22-year-old Carlos Santana stopped his set during the first song because a fight erupted near the stage. By the time Jefferson Airplane took the stage, the crowd and the Hells Angels were drunk and raucous. Marty Balin, singer for Jefferson Airplane knocked unconscious by a member of the Hells Angels. The Grateful Dead, who planned to play their set later in the afternoon decided to leave. The Rolling Stones landed in a helicopter and were immediately surrounded by fans, one of whom walked up to Jagger and punched him in the face, all caught on camera for the documentary Gimme Shelter directed by Albert and David Maysles and Charlotte Zwerin.
There were no bathrooms and no food.
It took more than an hour for the Rolling Stones to take the stage.
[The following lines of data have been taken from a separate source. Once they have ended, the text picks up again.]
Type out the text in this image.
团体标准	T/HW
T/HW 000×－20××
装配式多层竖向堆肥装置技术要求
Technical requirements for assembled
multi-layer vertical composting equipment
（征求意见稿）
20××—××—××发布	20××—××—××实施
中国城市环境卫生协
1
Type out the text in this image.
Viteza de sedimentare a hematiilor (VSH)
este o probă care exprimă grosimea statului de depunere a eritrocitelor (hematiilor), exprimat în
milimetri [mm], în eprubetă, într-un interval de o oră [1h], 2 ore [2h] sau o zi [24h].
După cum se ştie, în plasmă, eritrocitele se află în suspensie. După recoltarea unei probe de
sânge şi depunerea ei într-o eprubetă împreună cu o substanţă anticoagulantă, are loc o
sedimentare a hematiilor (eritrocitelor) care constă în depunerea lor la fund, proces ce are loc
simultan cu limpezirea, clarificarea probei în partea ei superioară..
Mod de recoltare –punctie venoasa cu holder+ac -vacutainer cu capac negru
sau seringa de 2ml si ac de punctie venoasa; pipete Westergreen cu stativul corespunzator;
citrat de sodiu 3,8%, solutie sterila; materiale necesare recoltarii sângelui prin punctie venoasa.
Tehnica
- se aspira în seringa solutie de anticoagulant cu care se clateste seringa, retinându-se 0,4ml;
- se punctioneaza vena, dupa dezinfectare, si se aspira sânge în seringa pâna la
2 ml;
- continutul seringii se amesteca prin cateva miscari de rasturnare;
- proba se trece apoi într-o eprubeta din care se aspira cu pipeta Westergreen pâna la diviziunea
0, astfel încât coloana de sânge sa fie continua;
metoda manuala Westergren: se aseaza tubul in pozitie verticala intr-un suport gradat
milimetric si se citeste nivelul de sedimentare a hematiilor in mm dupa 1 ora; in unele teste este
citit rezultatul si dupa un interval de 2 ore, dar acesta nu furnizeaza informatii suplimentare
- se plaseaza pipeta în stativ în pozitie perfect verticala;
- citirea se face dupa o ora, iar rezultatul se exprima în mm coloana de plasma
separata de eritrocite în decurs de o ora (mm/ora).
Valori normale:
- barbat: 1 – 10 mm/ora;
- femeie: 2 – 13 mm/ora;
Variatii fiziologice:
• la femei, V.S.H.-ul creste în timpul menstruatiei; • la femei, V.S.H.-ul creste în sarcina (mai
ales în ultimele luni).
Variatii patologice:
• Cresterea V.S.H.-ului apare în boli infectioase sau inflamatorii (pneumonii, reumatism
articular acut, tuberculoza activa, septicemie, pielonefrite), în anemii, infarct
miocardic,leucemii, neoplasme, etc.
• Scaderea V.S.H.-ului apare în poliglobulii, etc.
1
The crowd turned surly and tension was high. From the moment the band started their set, it was chaos. Gimme Shelter shows the scene: Jagger trying to sing and Hells Angels and fans fighting. Jagger begged the crowd to calm down. In the film, Keith Richards can be heard saying.
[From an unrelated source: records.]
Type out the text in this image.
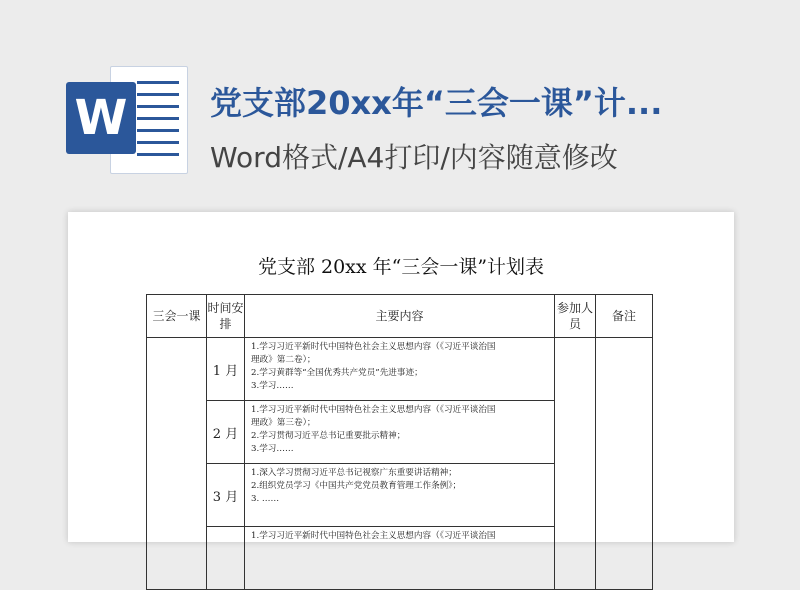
W	党支部20xx年“三会一课”计...

Word格式/A4打印/内容随意修改

党支部 20xx 年“三会一课”计划表
三会一课	时间安排	主要内容	参加人员	备注
	1 月	1.学习习近平新时代中国特色社会主义思想内容（《习近平谈治国
理政》第二卷）；
2.学习黄群等“全国优秀共产党员”先进事迹；
3.学习……		

	2 月	1.学习习近平新时代中国特色社会主义思想内容（《习近平谈治国
理政》第三卷）；
2.学习贯彻习近平总书记重要批示精神；
3.学习……		

	3 月	1.深入学习贯彻习近平总书记视察广东重要讲话精神；
2.组织党员学习《中国共产党党员教育管理工作条例》；
3. ……		

		1.学习习近平新时代中国特色社会主义思想内容（《习近平谈治国		
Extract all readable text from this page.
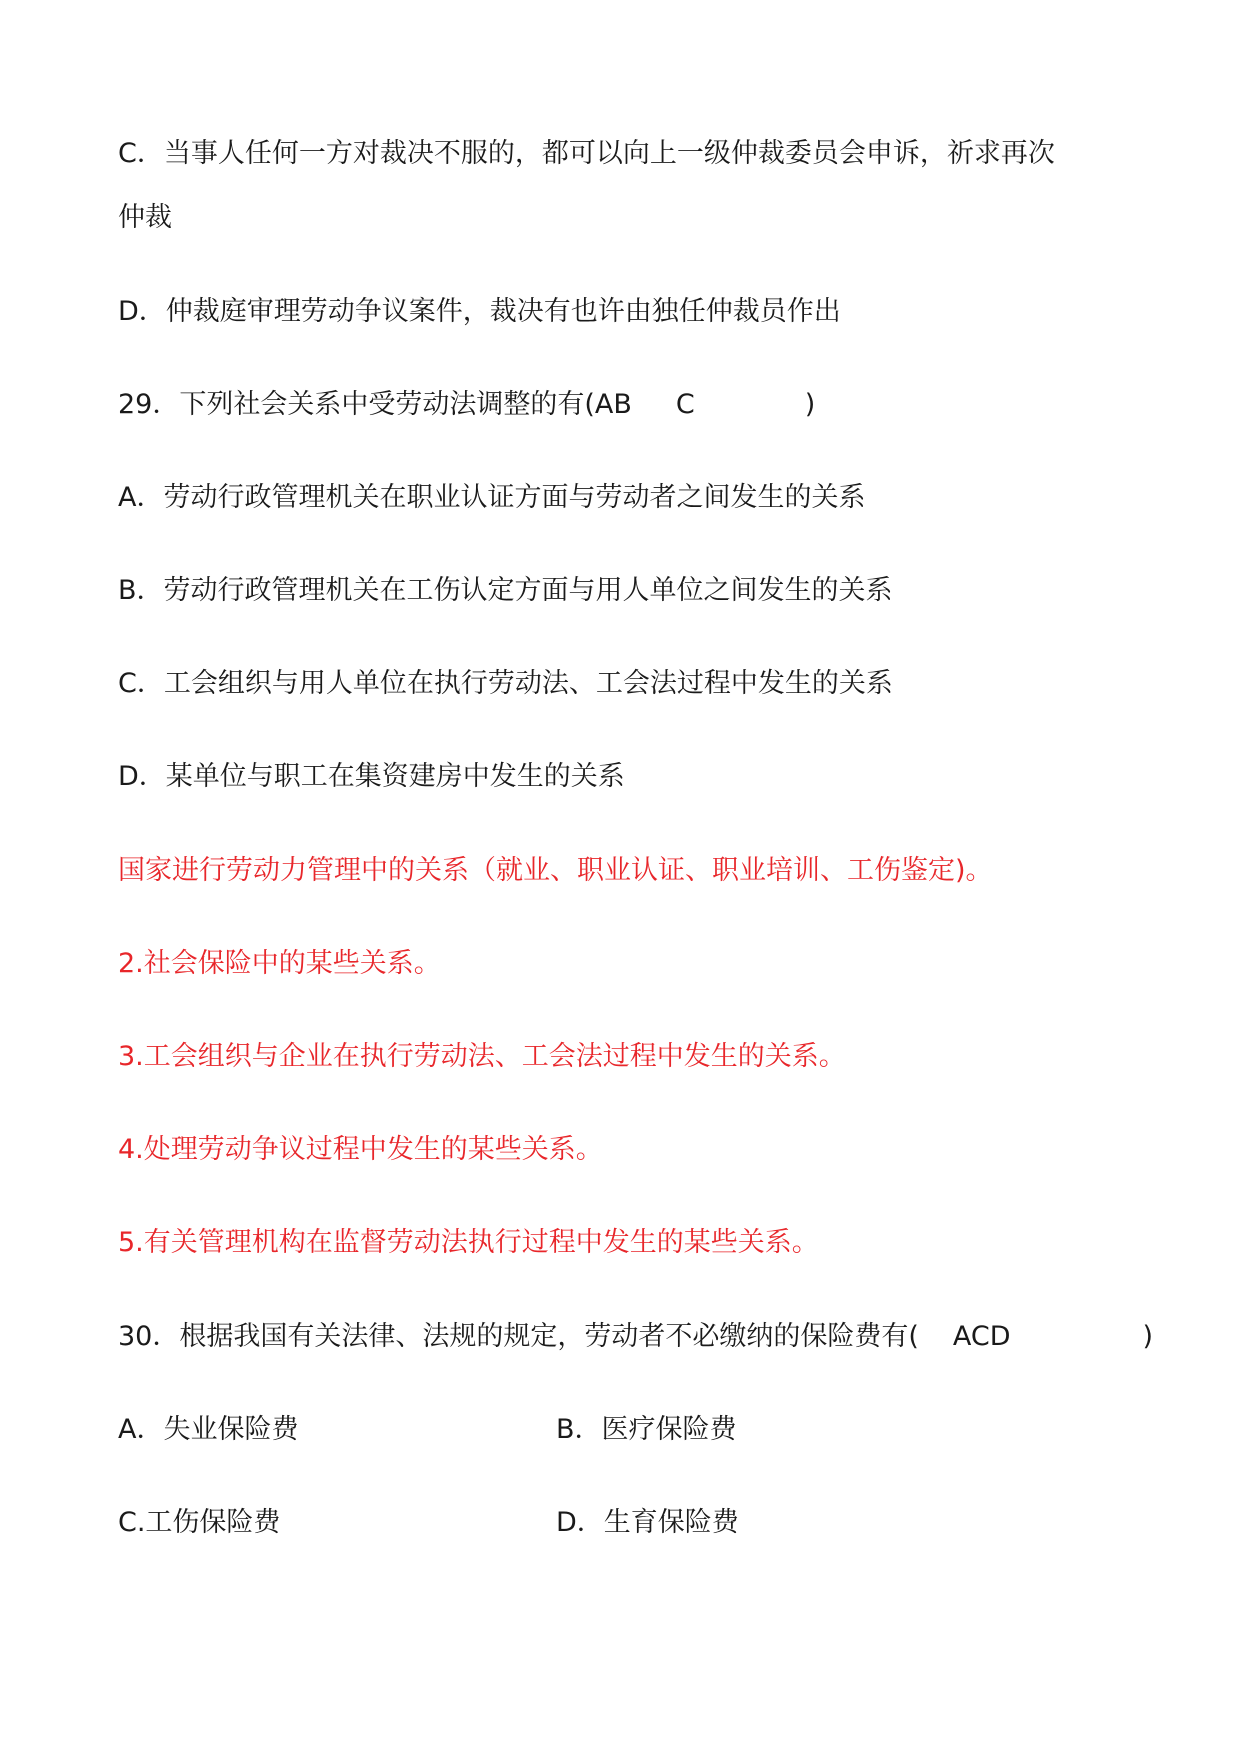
C．当事人任何一方对裁决不服的，都可以向上一级仲裁委员会申诉，祈求再次
仲裁
D．仲裁庭审理劳动争议案件，裁决有也许由独任仲裁员作出
29．下列社会关系中受劳动法调整的有(AB C	)
A．劳动行政管理机关在职业认证方面与劳动者之间发生的关系
B．劳动行政管理机关在工伤认定方面与用人单位之间发生的关系
C．工会组织与用人单位在执行劳动法、工会法过程中发生的关系
D．某单位与职工在集资建房中发生的关系
国家进行劳动力管理中的关系（就业、职业认证、职业培训、工伤鉴定)。
2.社会保险中的某些关系。
3.工会组织与企业在执行劳动法、工会法过程中发生的关系。
4.处理劳动争议过程中发生的某些关系。
5.有关管理机构在监督劳动法执行过程中发生的某些关系。
30．根据我国有关法律、法规的规定，劳动者不必缴纳的保险费有( ACD	)
A．失业保险费	B．医疗保险费
C.工伤保险费	D．生育保险费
“Either these cats cool it, man, or we don’t play.”
A guy took off his clothes and tried to climb up onstage, and the Hells Angels jumped off the stage and stomped people, beating them up with pool cues.
A man in the crowd held up a pistol and a Hells Angel rushed him with a hunting knife. Jefferson Airplane was leaving Altamont in a helicopter as it happened. An 18-year-old black kid, Meredith Hunter, was stabbed by Alan Passaro. The Rolling Stones didn’t know anyone had been killed, and kept playing, a moment immortalized by Don McLean in his song American Pie:
”And as I watched him on the stage, my hands were clenched in fists of rage.
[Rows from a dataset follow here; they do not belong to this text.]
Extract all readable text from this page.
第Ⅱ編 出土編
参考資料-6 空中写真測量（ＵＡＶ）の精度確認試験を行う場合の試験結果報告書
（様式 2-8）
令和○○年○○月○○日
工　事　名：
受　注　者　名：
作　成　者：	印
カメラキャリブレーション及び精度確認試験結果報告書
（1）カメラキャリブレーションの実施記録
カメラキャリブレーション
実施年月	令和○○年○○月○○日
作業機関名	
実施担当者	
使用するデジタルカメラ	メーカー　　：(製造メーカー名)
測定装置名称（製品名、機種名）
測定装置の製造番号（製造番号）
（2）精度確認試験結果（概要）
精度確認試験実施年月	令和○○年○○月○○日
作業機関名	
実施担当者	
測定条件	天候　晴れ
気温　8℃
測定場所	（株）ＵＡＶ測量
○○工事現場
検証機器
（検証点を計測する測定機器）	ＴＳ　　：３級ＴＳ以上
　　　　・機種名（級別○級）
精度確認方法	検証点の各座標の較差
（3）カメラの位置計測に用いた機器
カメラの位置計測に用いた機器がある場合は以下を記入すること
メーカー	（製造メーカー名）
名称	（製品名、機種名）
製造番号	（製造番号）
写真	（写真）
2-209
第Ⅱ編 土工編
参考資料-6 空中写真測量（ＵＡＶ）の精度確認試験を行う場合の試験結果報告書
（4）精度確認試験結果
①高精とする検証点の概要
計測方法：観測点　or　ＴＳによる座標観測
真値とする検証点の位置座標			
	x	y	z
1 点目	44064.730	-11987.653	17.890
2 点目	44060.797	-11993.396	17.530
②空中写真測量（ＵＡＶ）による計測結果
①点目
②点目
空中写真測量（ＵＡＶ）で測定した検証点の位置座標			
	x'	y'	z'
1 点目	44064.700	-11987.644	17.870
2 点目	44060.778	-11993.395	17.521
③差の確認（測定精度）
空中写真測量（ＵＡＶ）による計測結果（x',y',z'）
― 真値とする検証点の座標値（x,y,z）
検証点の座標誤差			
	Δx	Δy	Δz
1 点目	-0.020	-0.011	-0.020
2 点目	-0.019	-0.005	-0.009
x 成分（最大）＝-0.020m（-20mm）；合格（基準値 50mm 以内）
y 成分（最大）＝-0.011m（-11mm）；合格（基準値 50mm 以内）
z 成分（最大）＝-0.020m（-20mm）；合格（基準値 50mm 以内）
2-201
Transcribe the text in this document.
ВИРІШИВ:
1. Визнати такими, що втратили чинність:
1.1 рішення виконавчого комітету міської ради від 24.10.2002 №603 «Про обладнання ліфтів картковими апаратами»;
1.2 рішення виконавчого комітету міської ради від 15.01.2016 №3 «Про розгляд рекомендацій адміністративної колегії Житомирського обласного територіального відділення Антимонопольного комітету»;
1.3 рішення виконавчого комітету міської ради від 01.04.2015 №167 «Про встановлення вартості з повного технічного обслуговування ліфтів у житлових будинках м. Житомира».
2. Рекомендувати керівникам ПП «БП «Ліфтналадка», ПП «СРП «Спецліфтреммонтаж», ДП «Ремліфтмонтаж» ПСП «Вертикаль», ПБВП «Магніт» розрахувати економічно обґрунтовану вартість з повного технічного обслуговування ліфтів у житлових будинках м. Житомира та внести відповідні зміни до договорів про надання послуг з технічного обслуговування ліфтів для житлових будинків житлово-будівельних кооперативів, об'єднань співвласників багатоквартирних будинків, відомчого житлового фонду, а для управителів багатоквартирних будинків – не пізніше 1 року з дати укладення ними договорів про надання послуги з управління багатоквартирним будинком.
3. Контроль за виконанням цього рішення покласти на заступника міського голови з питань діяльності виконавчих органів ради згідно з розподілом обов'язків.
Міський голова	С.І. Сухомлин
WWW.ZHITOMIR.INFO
No angel born in heaven could break that Satan’s spell.
And as the flames climbed high into the night to light the sacrificial rite, I saw Satan laughing with delight the day the music died.”
The Rolling Stones finished their set. Jagger later said they were afraid if they stopped, a full-scale riot would break out.
As the crowd slowly dispersed, two men were killed when a car ran them over as they huddled around their campfire.
Local farmers suffered tens of thousands of dollars in damage. Fences had been torn down and fields were trampled beyond use.
The next year, Passaro was tried for Hunter’s murder. Footage from Gimme Shelter was shown at the trial. Jurors acquitted Passaro deciding he acted in self-defense.
1969, the year of Woodstock, ended with Altamont. What happened at Altamont made the front page, but it has become a footnote. The 1960s, the decade that also brought us Vietnam, race riots and the assassinations of our best leaders, ended with disastrous exclamation point. Four people were dead. The next day, Jagger told the press:
“If Jesus had been there, he would have been crucified.”